Выбрать главу

Все ведийские боги давно сошли со сцены, кроме двух: Шивы и Вишну, но обряды, обычаи, отношение к людям и животным, бытовой уклад пережили богов и сквозь толщу тысячелетий дожили до современной Индии, властвуя над ее народной жизнью и поныне. Эта сторона ведийской религии для нас гораздо более интересна, чем ее боги или теоретические отделы религиозной философии. Последние, столь много изучаемые историками, составляют интересное звено в развитии общечеловеческих идей, настроений, дум, но они бывают достоянием немногих, скользя по вершинам социального строя; народ же в массе от религии берет, выражаясь грубо, только сор, отбросы, но ими он реально живет и ими восполняет неизбежную часть своих духовных переживаний. Особенность этих обрядов — они оказываются необыкновенно устойчивыми, так как всегда близки к жизни человека всех ступеней, проникают в его домашний обиход, связаны с видными моментами жизни — рождением, браком, смертью; вот почему они продолжают долгие века руководить человеком, хотя исходные идеи и обстановка, родившие эти обычаи, могут радикально измениться и даже совершенно отмереть.

Жертвоприношения

Ведийский культ состоял из действий двух родов — молитв и приношений. Сначала не было речи о молитвенных сборниках и, значит, о знании их или повторении кем-либо; молитвы являлись свободным излиянием настроения тех из присутствующих (включая и женщин), которые эмоционально к этому были более пригодны. Сами же приношения совершались у простого семейного алтаря или на поле пред камнем и состояли из топленого масла, похлебки, лепешек или, наконец, из сомы, смешанной с водой и молоком. Приносились также животные, в особенности лошади, жертвоприношение которых (ашвамедха) подробно описано. Заметим, что эти простые приношения сохранились и сейчас в Индии в ее деревенских углах.

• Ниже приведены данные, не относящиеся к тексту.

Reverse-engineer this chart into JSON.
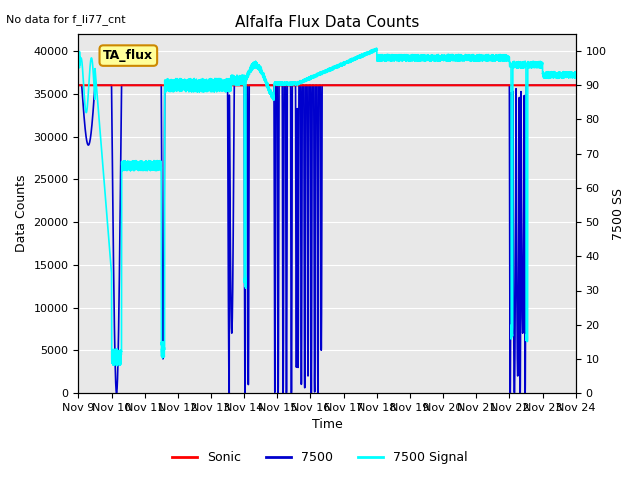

Культ жертвоприношений рос и усложнялся. Правда, по ведам трудно уловить, в чем технически состояли эти жертвоприношения, но, вероятно, обрядов было много, и церемониал был сложен. Они теперь распадаются на два вида; простые, или домашние, приношения и большие религиозные празднества. Последние были особенно сложны: они требовали значительных приготовлений и многочисленного персонала жрецов, певцов и служителей. Нет сомнения, что эта сложность, вероятная величественность актов производила на умы большое впечатление, а таинственность процесса и непонятность сопровождающих его молитв еще только усугубляли впечатление; сами же служители культа должны были с процессом усложнения культа все более и более расти во влиянии и почете. Чем сложнее и непонятнее делался культ, тем он становился священнее, тем он повелительнее действовал, тем больше он врастал в сознание как нечто важное, неизбежное, без чего нет ни индивидуального счастья и успехов, ни общего, ни даже мирового порядка.

В первичном смысле жертвоприношение было торгом между богом и человеком: человек нуждался в предметах, бывших в распоряжении бога: в дожде, свете, тепле, потомстве, в поражении врага, а бог хотел «есть» и жаждал жертвоприношений, но и на этой примитивной стадии в акте жертвоприношения уже чувствуется пафос любви и трепета перед могуществом бога, в руках которого находится судьба человека. В дальнейшем понимании жертвоприношения мы видим более сложные и новые элементы; оно уже не является актом торга любви или благодарности, оно уже таинство, а затем оно уже прямое вмешательство в явления природы и необходимое условие нормального течения вещей. Если бы на мгновение прекратились жертвоприношения, то боги перестали бы посылать дожди, возвращать зарю и солнце, давать жизнь злакам и животным.

Если мы в современной Индии встретим жертвоприношения как наиболее частый акт культа и даже натолкнемся на идентичность как церемониала, так и приносимых предметов, мы не должны удивляться: во-первых, это — акт таинственный и священный, от которого зависят судьбы и отдельного человека, и всего мира — так давно мыслит Индия; во-вторых, это — акт, выполняемый народом более трех тысяч лет и ставший поэтому чем-то неизбежным, как голова и руки для человеческого организма; наконец, в-третьих, это — его бытовой календарь, регулятор его жизни и труда, педагогический ресурс в семье, столь редкое разнообразие в ходе серой жизни, то есть своего рода развлечение.